La trayectoria desde Pasewalk hasta convertirse en el principal atractivo del DAP no estuvo determinada por un repentino reconocimiento de que su «misión» era salvar Alemania, ni por la fuerza de su personalidad, ni por un «triunfo de la voluntad». Se debió a las circunstancias, el oportunismo, la buena suerte y, en gran medida, el respaldo del ejército, representado por el importante apoyo de Mayr. Hitler no fue a la política; la política fue a él, en los cuarteles de Múnich. Tras destacar por su predisposición a denunciar a sus camaradas después de la Räterepublik su aportación se había limitado a utilizar un don excepcional para apelar a los bajos instintos de sus oyentes, primero en el campamento de Lechfeld y después en las cervecerías de Múnich, junto con un ojo avizor para aprovechar la menor oportunidad de promocionarse. Estas «cualidades» tendrían un enorme valor en los años siguientes.
V
Si el Reichswehr no hubiera «descubierto» su talento para la agitación nacionalista, Hitler seguramente se habría convertido de nuevo en un marginado, en un veterano de guerra amargado y con pocas posibilidades de promoción personal. Si no hubiera descubierto que podía «hablar», Hitler no habría sido capaz de contemplar la posibilidad de ganarse la vida con la política. Pero sin el clima político excepcional de la Alemania de posguerra y, en especial, sin las condiciones únicas de Baviera, Hitler no habría encontrado un público, su «talento» habría resultado inútil y habría pasado inadvertido, sus invectivas no habrían tenido eco y aquellas personas próximas a los círculos de poder, de quienes dependía, no se habrían mostrado tan dispuestas a prestarle su apoyo.

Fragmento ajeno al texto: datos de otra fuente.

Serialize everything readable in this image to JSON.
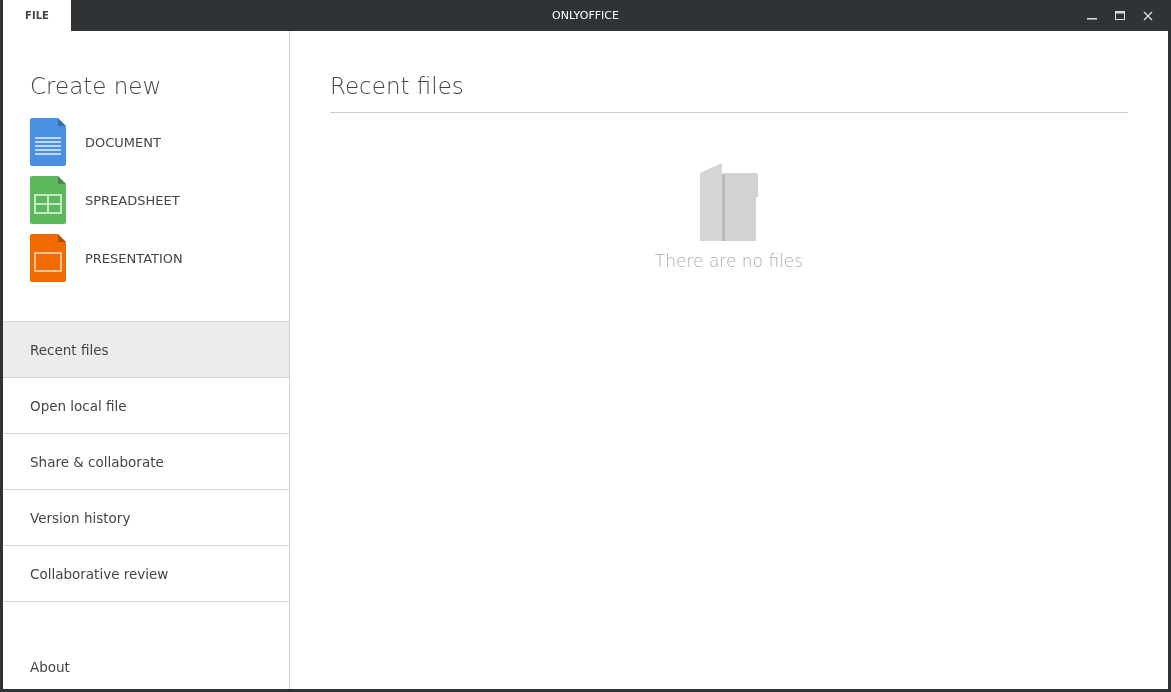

Cuando ingresó en el incipiente Partido Obrero Alemán en septiembre de 1919 todavía era, como él mismo diría, un «anónimo», un don nadie. En menos de tres años recibía centenares de cartas de adulación, se hablaba de él en los círculos nacionalistas como el Mussolini de Alemania e incluso se lo comparaba con Napoleón. Al cabo de poco más de cuatro años ya había adquirido notoriedad nacional, no sólo regional, como cabecilla de una tentativa de tomar el poder por la fuerza. Por supuesto, había fracasado miserablemente y su «carrera» política parecía haber llegado a su fin (y así debería haber sido). Pero ya era «alguien». La primera parte de la asombrosa ascensión de Hitler del anonimato a la celebridad data de aquellos años que pasó en Múnich, de los años de su aprendizaje político.

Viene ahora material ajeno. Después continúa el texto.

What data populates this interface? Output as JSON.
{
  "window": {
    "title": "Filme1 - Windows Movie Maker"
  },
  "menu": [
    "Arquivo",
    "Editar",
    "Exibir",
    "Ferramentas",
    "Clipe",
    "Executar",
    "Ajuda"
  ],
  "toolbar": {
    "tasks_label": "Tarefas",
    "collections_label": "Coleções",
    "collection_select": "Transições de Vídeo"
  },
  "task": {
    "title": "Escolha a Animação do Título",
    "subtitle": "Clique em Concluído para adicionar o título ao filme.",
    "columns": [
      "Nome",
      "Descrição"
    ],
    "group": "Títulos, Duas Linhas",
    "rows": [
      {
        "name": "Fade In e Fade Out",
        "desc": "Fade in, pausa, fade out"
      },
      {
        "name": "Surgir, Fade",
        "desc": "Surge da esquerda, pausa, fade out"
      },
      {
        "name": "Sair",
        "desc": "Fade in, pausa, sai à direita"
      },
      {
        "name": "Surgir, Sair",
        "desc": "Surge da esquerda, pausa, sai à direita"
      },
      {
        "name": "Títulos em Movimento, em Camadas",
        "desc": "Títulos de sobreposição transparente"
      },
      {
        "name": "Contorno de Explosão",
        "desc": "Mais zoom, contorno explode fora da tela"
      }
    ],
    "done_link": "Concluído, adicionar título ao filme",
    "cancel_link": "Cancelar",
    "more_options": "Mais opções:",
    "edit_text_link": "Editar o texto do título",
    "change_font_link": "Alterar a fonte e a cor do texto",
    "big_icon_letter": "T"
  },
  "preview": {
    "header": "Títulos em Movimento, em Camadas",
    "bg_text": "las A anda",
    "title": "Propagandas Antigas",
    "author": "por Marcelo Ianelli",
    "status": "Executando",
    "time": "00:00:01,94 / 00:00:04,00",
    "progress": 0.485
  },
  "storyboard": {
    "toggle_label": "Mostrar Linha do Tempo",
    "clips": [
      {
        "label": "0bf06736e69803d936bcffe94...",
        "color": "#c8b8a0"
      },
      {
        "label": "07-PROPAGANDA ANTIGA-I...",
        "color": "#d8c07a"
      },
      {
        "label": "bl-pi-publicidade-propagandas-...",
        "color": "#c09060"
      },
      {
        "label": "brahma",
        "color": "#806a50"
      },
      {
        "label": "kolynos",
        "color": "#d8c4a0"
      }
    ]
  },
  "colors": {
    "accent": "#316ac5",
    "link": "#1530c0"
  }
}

Es lógico suponer que este rápido ascenso, incluso a la categoría de celebridad provincial, se produjera como consecuencia de algunas cualidades personales extraordinarias. No cabe duda de que Hitler poseía facultades y cualidades que contribuirían a convertirlo en una fuerza política a tener en cuenta. Ignorarlas o menospreciarlas equivaldría a cometer los mismos errores que cometieron sus enemigos políticos al infravalorarlo, quienes lo ridiculizaban y lo consideraban un cero a la izquierda al servicio de intereses ajenos. Sin embargo, la personalidad y las capacidades de Hitler no bastan por sí solas para explicar la adulación que ya le prodigaba un número cada vez mayor de miembros del bando völkisch en 1922. Los orígenes de un culto al líder reflejaban más las mentalidades y expectativas que imperaban en algunos sectores de la sociedad alemana de la época de lo que lo hacían las cualidades especiales de Hitler. Y tampoco sus dotes como orador de masas, que era lo máximo que podía ofrecer en ese momento, habrían bastado por sí solas para elevarlo a una posición donde pudiera encabezar, aunque sólo fuera por unas horas (retrospectivamente, horas de puro melodrama, incluso farsa), un desafío al poder del Estado alemán. Para llegar tan lejos necesitaba benefactores influyentes.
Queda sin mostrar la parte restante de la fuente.